Review: Togetherness “Family Day”

The approach to 40 can be a strange, middle-ground kind of time, awkwardly poised between young and old. You don’t feel as old as 40 seemed to be when you were 20, but for many, the dreams of a future are starting to curdle into the failures of the past and there is less time to do anything about it every day. The first episode of Togetherness, HBO’s terrific new half-hour comedy-drama from indie filmmaking brothers Mark and Jay Duplass, introduces us to 4 people in different places on that dream continuum. There are Brett and Michelle (Mark Duplass and Melanie Lynskey), a married couple living the dream with a house and kids, but who seem to be realizing the dream isn’t quite what they thought it would be. There is Brett’s best friend Alex (Steve Zissis) who has been chasing his dream of being a professional, actor but finding it getting further away from him the older he gets. Finally there is Tina, Michelle’s sister, who dreams of the security of a relationship, but finds it harder and harder every time she has to start over.

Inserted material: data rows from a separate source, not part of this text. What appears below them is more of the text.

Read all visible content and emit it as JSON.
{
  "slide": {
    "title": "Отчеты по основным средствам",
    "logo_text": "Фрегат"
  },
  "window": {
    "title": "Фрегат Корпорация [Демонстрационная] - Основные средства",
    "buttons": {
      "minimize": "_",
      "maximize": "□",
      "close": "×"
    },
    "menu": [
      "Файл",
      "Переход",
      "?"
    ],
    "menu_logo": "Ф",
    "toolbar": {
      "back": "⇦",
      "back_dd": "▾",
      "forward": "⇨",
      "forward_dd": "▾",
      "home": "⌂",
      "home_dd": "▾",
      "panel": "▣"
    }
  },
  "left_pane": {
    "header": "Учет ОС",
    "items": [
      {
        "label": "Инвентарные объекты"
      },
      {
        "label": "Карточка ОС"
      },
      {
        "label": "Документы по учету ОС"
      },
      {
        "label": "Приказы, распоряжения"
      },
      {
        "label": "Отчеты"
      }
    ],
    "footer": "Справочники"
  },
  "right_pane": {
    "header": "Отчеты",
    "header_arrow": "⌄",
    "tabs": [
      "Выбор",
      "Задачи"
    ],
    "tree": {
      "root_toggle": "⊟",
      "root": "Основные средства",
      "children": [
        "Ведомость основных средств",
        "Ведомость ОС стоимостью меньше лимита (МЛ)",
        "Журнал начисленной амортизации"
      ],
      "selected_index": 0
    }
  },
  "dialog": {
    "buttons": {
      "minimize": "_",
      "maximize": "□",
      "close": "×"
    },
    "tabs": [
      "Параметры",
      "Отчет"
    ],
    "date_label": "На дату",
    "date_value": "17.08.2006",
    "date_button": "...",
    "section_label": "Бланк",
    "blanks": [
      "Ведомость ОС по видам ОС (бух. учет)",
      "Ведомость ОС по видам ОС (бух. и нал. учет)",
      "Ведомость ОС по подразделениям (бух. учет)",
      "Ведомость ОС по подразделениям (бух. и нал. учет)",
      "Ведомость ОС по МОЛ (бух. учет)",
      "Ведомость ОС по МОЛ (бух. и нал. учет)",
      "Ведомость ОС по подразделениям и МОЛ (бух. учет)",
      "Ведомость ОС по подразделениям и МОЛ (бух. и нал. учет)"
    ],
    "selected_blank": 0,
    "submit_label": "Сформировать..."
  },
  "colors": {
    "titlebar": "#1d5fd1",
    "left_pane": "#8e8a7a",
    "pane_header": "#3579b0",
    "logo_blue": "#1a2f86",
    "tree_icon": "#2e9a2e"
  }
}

When Alex gets evicted and Tina gets dumped, they both move in with Brett and Michelle whose seemingly perfect marriage is actually in the throes of stagnation. While spending most of the first episode setting up the group dynamic and that between each of the characters, Togetherness focuses on little, believable interpersonal moments rather than grand emotional narrative strokes. There is Brett giving Alex a little bit of tough love, but with genuine affection. There is Brett’s reaction when he asks Michelle why she doesn’t want to have sex with him anymore and both of their reactions when she honestly replies that she doesn’t know. There is Tina, whose initial confidence and bravado slowly crumbles over the course of the episode, finally breaking down and sobbing to her sister how it feels to be getting old and still single.

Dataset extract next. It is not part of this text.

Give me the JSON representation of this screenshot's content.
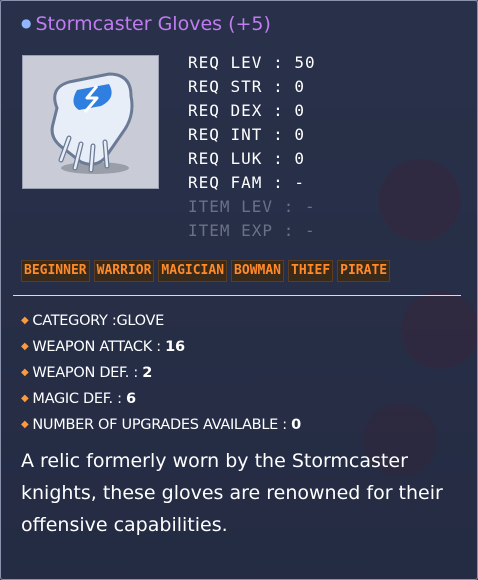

These are the kinds of realistic human moments that will either be recognizable and relatable to an audience or they won’t. Those who don’t see a little of themselves in any of the characters (or even those who see too much) might find Togetherness a less than illuminating 30 minutes. These aren’t the pretty people, or the glamorous people or even the young people. They’re your friends or your family or maybe they’re even you.

The cast are all excellent, especially Lynskey and Peet who do both comedy and drama equally well. Zissis and Duplass don’t quite have the same dramatic heft, but both have a gift for a certain scruffy, loose kind of naturalistic comedy and their longtime friendship and professional relationship helps them make believable best friends.

All four characters feel lived in and believably flawed though still very appealing. Duplass’ Brett especially, while maybe a little dull, is sweet and decent and his wife’s rejection hurts to watch. At the same time, she’s not made to be the bad guy either. While Michelle is a bit less sketched out in the first episode than Brett, the contours of a real human being with her own set of needs and hopes and disappointments are there. For her part, Peet’s Tina is spared the pathetic stereotype of the desperate spinster-in-the-making. That’s her fear, but her fears are never the object of ridicule or pitty. One assumes pretty Tina will wind up with Zissis’ shlubby Alex, but even this is artfully avoiding the usual cliché feeling. Alex is in a bad spot and he doesn’t cut much of a dashing figure, but there’s a terrific scene in a restaurant during Brett and Michelle’s mundane date night where Alex throws himself into sparing Tina from making a complete public ass of herself over her most recent ex. A future romance between these two feels plausible.

The key is that you want each of the characters to find whatever it is they need. The drama will come with those needs being at odds from one another.

If Togetherness upholds the quality and promise of the first episode, it should prove to be a wholly entertaining and surprisingly fresh entry in HBO’s enduring and ever shifting Sunday night lineup. It’s tough to predict how long of a shelf life it will have, but I can easily see enjoying at least the first season with these people.